INTERVIEW (With Dad)
Intro: Steven Eldrid Grigg (author of 'Oricles and Miracles') said women of that period (1930's-) worked hard at home all day while being told it wasn't work....
Dad: Nobody would have siad that in my family – that was a silly thing to say. People worked as a team, like half-back and five-eigths... they did different things but it still would have been regarded as essential – working in the garden, cutting the lawns, working for wages or doing the housework – it didn't make any difference, it was a family effort not an individual one.
Me: Did women ever chop wood, like in that song?
Dad: You're telling me they chopped wood.
Me: Did they?
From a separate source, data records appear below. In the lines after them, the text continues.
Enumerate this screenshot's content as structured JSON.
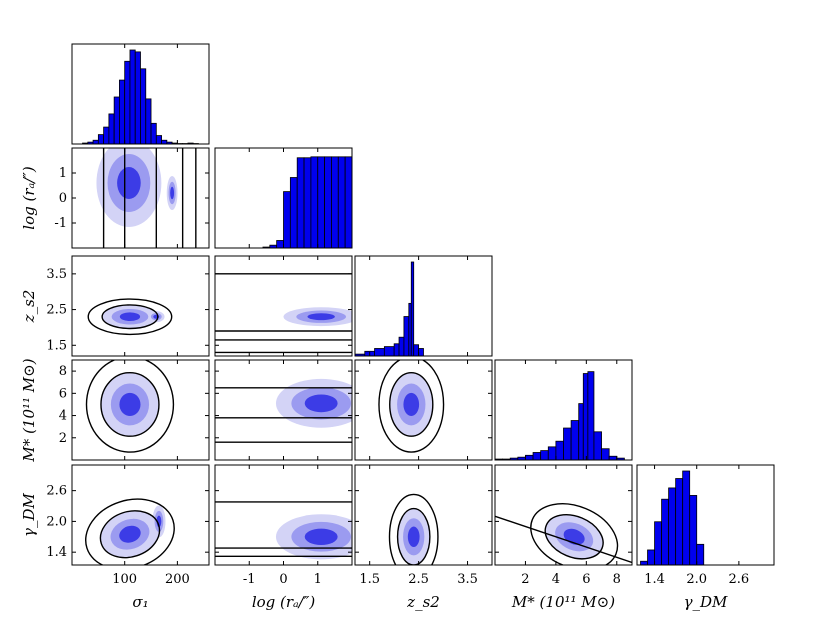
{
  "chart_data": {
    "type": "corner",
    "parameters": [
      {
        "key": "sigma1",
        "label": "σ₁",
        "range": [
          0,
          260
        ],
        "ticks": [
          100,
          200
        ],
        "tick_labels": [
          "100",
          "200"
        ]
      },
      {
        "key": "log_ra",
        "label": "log (rₐ/″)",
        "range": [
          -2.0,
          2.0
        ],
        "ticks": [
          -1,
          0,
          1
        ],
        "tick_labels": [
          "-1",
          "0",
          "1"
        ]
      },
      {
        "key": "zs2",
        "label": "z_s2",
        "range": [
          1.2,
          4.0
        ],
        "ticks": [
          1.5,
          2.5,
          3.5
        ],
        "tick_labels": [
          "1.5",
          "2.5",
          "3.5"
        ]
      },
      {
        "key": "Mstar",
        "label": "M* (10¹¹ M⊙)",
        "range": [
          0,
          9
        ],
        "ticks": [
          2,
          4,
          6,
          8
        ],
        "tick_labels": [
          "2",
          "4",
          "6",
          "8"
        ]
      },
      {
        "key": "gammaDM",
        "label": "γ_DM",
        "range": [
          1.15,
          3.1
        ],
        "ticks": [
          1.4,
          2.0,
          2.6
        ],
        "tick_labels": [
          "1.4",
          "2.0",
          "2.6"
        ]
      }
    ],
    "row_tick_labels": {
      "log_ra": [
        "1",
        "0",
        "-1"
      ],
      "zs2": [
        "3.5",
        "2.5",
        "1.5"
      ],
      "Mstar": [
        "8",
        "6",
        "4",
        "2"
      ],
      "gammaDM": [
        "2.6",
        "2.0",
        "1.4"
      ]
    },
    "x_axis_labels": [
      "σ₁",
      "log (rₐ/″)",
      "z_s2",
      "M* (10¹¹ M⊙)",
      "γ_DM"
    ],
    "y_axis_labels": [
      "log (rₐ/″)",
      "z_s2",
      "M* (10¹¹ M⊙)",
      "γ_DM"
    ],
    "histograms": [
      {
        "param": "sigma1",
        "bin_edges": [
          20,
          30,
          40,
          50,
          60,
          70,
          80,
          90,
          100,
          110,
          120,
          130,
          140,
          150,
          160,
          170,
          180,
          190,
          200,
          210,
          220,
          230,
          240
        ],
        "counts": [
          0.01,
          0.02,
          0.04,
          0.1,
          0.18,
          0.32,
          0.5,
          0.68,
          0.88,
          1.0,
          0.98,
          0.8,
          0.48,
          0.22,
          0.09,
          0.04,
          0.02,
          0.01,
          0.005,
          0.005,
          0.01,
          0.005
        ]
      },
      {
        "param": "log_ra",
        "bin_edges": [
          -0.6,
          -0.4,
          -0.2,
          0.0,
          0.2,
          0.4,
          0.6,
          0.8,
          1.0,
          1.2,
          1.4,
          1.6,
          1.8,
          2.0
        ],
        "counts": [
          0.01,
          0.03,
          0.08,
          0.6,
          0.75,
          0.96,
          0.96,
          0.97,
          0.97,
          0.97,
          0.97,
          0.97,
          0.97
        ]
      },
      {
        "param": "zs2",
        "bin_edges": [
          1.2,
          1.4,
          1.6,
          1.8,
          2.0,
          2.1,
          2.2,
          2.3,
          2.35,
          2.4,
          2.5,
          2.6
        ],
        "counts": [
          0.02,
          0.05,
          0.08,
          0.1,
          0.13,
          0.2,
          0.42,
          0.56,
          1.0,
          0.12,
          0.08
        ]
      },
      {
        "param": "Mstar",
        "bin_edges": [
          0.0,
          0.5,
          1.0,
          1.5,
          2.0,
          2.5,
          3.0,
          3.5,
          4.0,
          4.5,
          5.0,
          5.5,
          5.8,
          6.1,
          6.5,
          7.0,
          7.5,
          8.0,
          8.5
        ],
        "counts": [
          0.01,
          0.01,
          0.02,
          0.03,
          0.05,
          0.08,
          0.1,
          0.14,
          0.2,
          0.34,
          0.42,
          0.6,
          0.92,
          0.94,
          0.3,
          0.12,
          0.04,
          0.02
        ]
      },
      {
        "param": "gammaDM",
        "bin_edges": [
          1.2,
          1.3,
          1.4,
          1.5,
          1.6,
          1.7,
          1.8,
          1.9,
          2.0,
          2.1
        ],
        "counts": [
          0.04,
          0.16,
          0.46,
          0.7,
          0.82,
          0.92,
          1.0,
          0.74,
          0.22
        ]
      }
    ],
    "pairs": [
      {
        "x": "sigma1",
        "y": "log_ra",
        "centers": [
          {
            "x": 108,
            "y": 0.6,
            "sx": 28,
            "sy": 0.8,
            "rho": 0,
            "w": 1
          },
          {
            "x": 190,
            "y": 0.2,
            "sx": 6,
            "sy": 0.4,
            "rho": 0,
            "w": 0.6
          }
        ],
        "lines": [
          [
            [
              60,
              -2
            ],
            [
              60,
              2
            ]
          ],
          [
            [
              100,
              -2
            ],
            [
              100,
              2
            ]
          ],
          [
            [
              160,
              -2
            ],
            [
              160,
              2
            ]
          ],
          [
            [
              210,
              -2
            ],
            [
              210,
              2
            ]
          ],
          [
            [
              235,
              -2
            ],
            [
              235,
              2
            ]
          ]
        ]
      },
      {
        "x": "log_ra",
        "y": "zs2",
        "centers": [
          {
            "x": 1.1,
            "y": 2.3,
            "sx": 0.5,
            "sy": 0.12,
            "rho": 0,
            "w": 1
          }
        ],
        "lines": [
          [
            [
              -2,
              3.5
            ],
            [
              2,
              3.5
            ]
          ],
          [
            [
              -2,
              1.9
            ],
            [
              2,
              1.9
            ]
          ],
          [
            [
              -2,
              1.65
            ],
            [
              2,
              1.65
            ]
          ],
          [
            [
              -2,
              1.3
            ],
            [
              2,
              1.3
            ]
          ]
        ]
      },
      {
        "x": "sigma1",
        "y": "zs2",
        "centers": [
          {
            "x": 110,
            "y": 2.3,
            "sx": 24,
            "sy": 0.15,
            "rho": 0,
            "w": 1
          },
          {
            "x": 160,
            "y": 2.3,
            "sx": 10,
            "sy": 0.1,
            "rho": 0,
            "w": 0.5
          }
        ],
        "lines": []
      },
      {
        "x": "log_ra",
        "y": "Mstar",
        "centers": [
          {
            "x": 1.1,
            "y": 5.1,
            "sx": 0.6,
            "sy": 1.0,
            "rho": 0,
            "w": 1
          }
        ],
        "lines": [
          [
            [
              -2,
              6.5
            ],
            [
              2,
              6.5
            ]
          ],
          [
            [
              -2,
              3.8
            ],
            [
              2,
              3.8
            ]
          ],
          [
            [
              -2,
              1.6
            ],
            [
              2,
              1.6
            ]
          ]
        ]
      },
      {
        "x": "sigma1",
        "y": "Mstar",
        "centers": [
          {
            "x": 110,
            "y": 5.0,
            "sx": 25,
            "sy": 1.3,
            "rho": 0,
            "w": 1
          }
        ],
        "lines": []
      },
      {
        "x": "zs2",
        "y": "Mstar",
        "centers": [
          {
            "x": 2.35,
            "y": 5.0,
            "sx": 0.2,
            "sy": 1.3,
            "rho": 0,
            "w": 1
          }
        ],
        "lines": []
      },
      {
        "x": "sigma1",
        "y": "gammaDM",
        "centers": [
          {
            "x": 110,
            "y": 1.75,
            "sx": 26,
            "sy": 0.2,
            "rho": 0.4,
            "w": 1
          },
          {
            "x": 165,
            "y": 2.0,
            "sx": 8,
            "sy": 0.2,
            "rho": 0,
            "w": 0.5
          }
        ],
        "lines": []
      },
      {
        "x": "log_ra",
        "y": "gammaDM",
        "centers": [
          {
            "x": 1.1,
            "y": 1.7,
            "sx": 0.6,
            "sy": 0.2,
            "rho": 0,
            "w": 1
          }
        ],
        "lines": [
          [
            [
              -2,
              2.38
            ],
            [
              2,
              2.38
            ]
          ],
          [
            [
              -2,
              1.48
            ],
            [
              2,
              1.48
            ]
          ],
          [
            [
              -2,
              1.32
            ],
            [
              2,
              1.32
            ]
          ]
        ]
      },
      {
        "x": "zs2",
        "y": "gammaDM",
        "centers": [
          {
            "x": 2.4,
            "y": 1.7,
            "sx": 0.15,
            "sy": 0.25,
            "rho": 0,
            "w": 1
          }
        ],
        "lines": []
      },
      {
        "x": "Mstar",
        "y": "gammaDM",
        "centers": [
          {
            "x": 5.2,
            "y": 1.7,
            "sx": 0.9,
            "sy": 0.18,
            "rho": -0.5,
            "w": 1
          }
        ],
        "lines": [
          [
            [
              0,
              2.1
            ],
            [
              9,
              1.2
            ]
          ]
        ]
      }
    ],
    "colors": {
      "fill": "#0000ee",
      "contour_levels": [
        "#d3d3f6",
        "#9b9bf0",
        "#3c3ce6"
      ],
      "line": "#000000"
    }
  }
}
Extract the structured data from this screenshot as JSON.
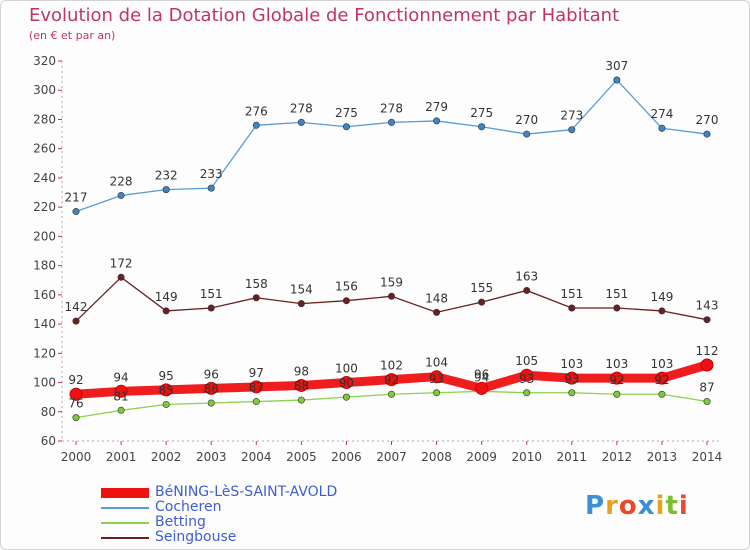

Did your Mother and Grandmother chop wood?
Dad: Yeah
Me: Really? Chopped wood with an axe?
Dad: Yeah, how else would they have chopped wood?
Me: Heh heh! I thought your Grandfather and father would do it.
Dad: Everybody did whatever needed doing.l In spite of what they tell you there was no particular division in those days – a father could help make clothes or anything and a woman could help chop wood or prune tree's or anything
Me: And the sisters wouldn't have been made to scrub the boy's boots?
Dad: They might have... they wouldn't have been made to. Older sisters would have cleaned little boy's boots. But the idea that women were some sort of slaves... and that the brother could say “sister clean my boots”... she'd probably tell him what to do with his boots.